Statenvertaling

Mattheüs 22:25-38 Statenvertaling (SV1750)

25. Nu waren er bij ons zeven broeders; en de eerste, een vrouw getrouwd hebbende, stierf; en dewijl hij geen zaad had, zo liet hij zijn vrouw voor zijn broeder.

26. Desgelijks ook de tweede, en de derde, tot den zevende toe.

27. Ten laatste na allen, is ook de vrouw gestorven.

28. In de opstanding dan, wiens vrouw zal zij wezen van die zeven, want zij hebben ze allen gehad?

29. Maar Jezus antwoordde en zeide tot hen: Gij dwaalt, niet wetende de Schriften, noch de kracht Gods.

30. Want in de opstanding nemen zij niet ten huwelijk, noch worden ten huwelijk uitgegeven; maar zij zijn als engelen Gods in den hemel.

31. En wat aangaat de opstanding der doden, hebt gij niet gelezen, hetgeen van God tot ulieden gesproken is, Die daar zegt:

32. Ik ben de God Abrahams, en de God Izaks, en de God Jakobs! God is niet een God der doden, maar der levenden.

33. En de scharen, dit horende, werden verslagen over Zijn leer.

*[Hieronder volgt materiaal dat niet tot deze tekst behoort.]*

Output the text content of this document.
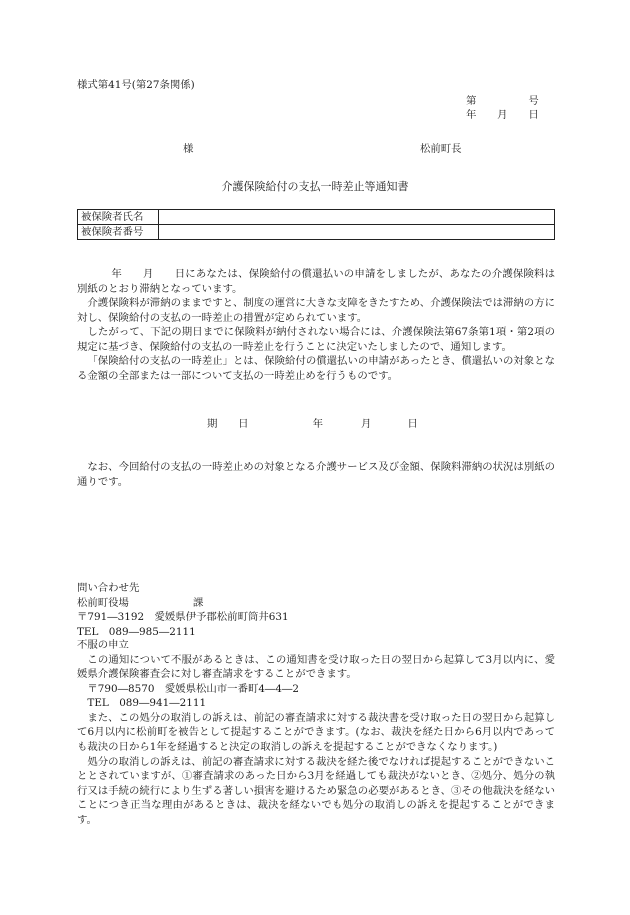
様式第41号(第27条関係)
第　　　　　号
年　　月　　日
様	松前町長
介護保険給付の支払一時差止等通知書
被保険者氏名	
被保険者番号	

年　　月　　日にあなたは、保険給付の償還払いの申請をしましたが、あなたの介護保険料は別紙のとおり滞納となっています。

介護保険料が滞納のままですと、制度の運営に大きな支障をきたすため、介護保険法では滞納の方に対し、保険給付の支払の一時差止の措置が定められています。

したがって、下記の期日までに保険料が納付されない場合には、介護保険法第67条第1項・第2項の規定に基づき、保険給付の支払の一時差止を行うことに決定いたしましたので、通知します。

「保険給付の支払の一時差止」とは、保険給付の償還払いの申請があったとき、償還払いの対象となる金額の全部または一部について支払の一時差止めを行うものです。

期　　日	年	月	日
なお、今回給付の支払の一時差止めの対象となる介護サービス及び金額、保険料滞納の状況は別紙の通りです。
問い合わせ先
松前町役場	課
〒791―3192　愛媛県伊予郡松前町筒井631
TEL　089―985―2111

不服の申立

この通知について不服があるときは、この通知書を受け取った日の翌日から起算して3月以内に、愛媛県介護保険審査会に対し審査請求をすることができます。

〒790―8570　愛媛県松山市一番町4―4―2

TEL　089―941―2111

また、この処分の取消しの訴えは、前記の審査請求に対する裁決書を受け取った日の翌日から起算して6月以内に松前町を被告として提起することができます。(なお、裁決を経た日から6月以内であっても裁決の日から1年を経過すると決定の取消しの訴えを提起することができなくなります。)

処分の取消しの訴えは、前記の審査請求に対する裁決を経た後でなければ提起することができないこととされていますが、①審査請求のあった日から3月を経過しても裁決がないとき、②処分、処分の執行又は手続の続行により生ずる著しい損害を避けるため緊急の必要があるとき、③その他裁決を経ないことにつき正当な理由があるときは、裁決を経ないでも処分の取消しの訴えを提起することができます。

34. En den Farizeen, gehoord hebbende, dat Hij den Sadduceen den mond gestopt had, zijn te zamen bijeenvergaderd.

35. En een uit hen, zijnde een wetgeleerde, heeft gevraagd, Hem verzoekende, en zeggende:

36. Meester! welk is het grote gebod in de wet?

37. En Jezus zeide tot hem: Gij zult liefhebben den Heere, uw God, met geheel uw hart, en met geheel uw ziel, en met geheel uw verstand.

38. Dit is het eerste en het grote gebod.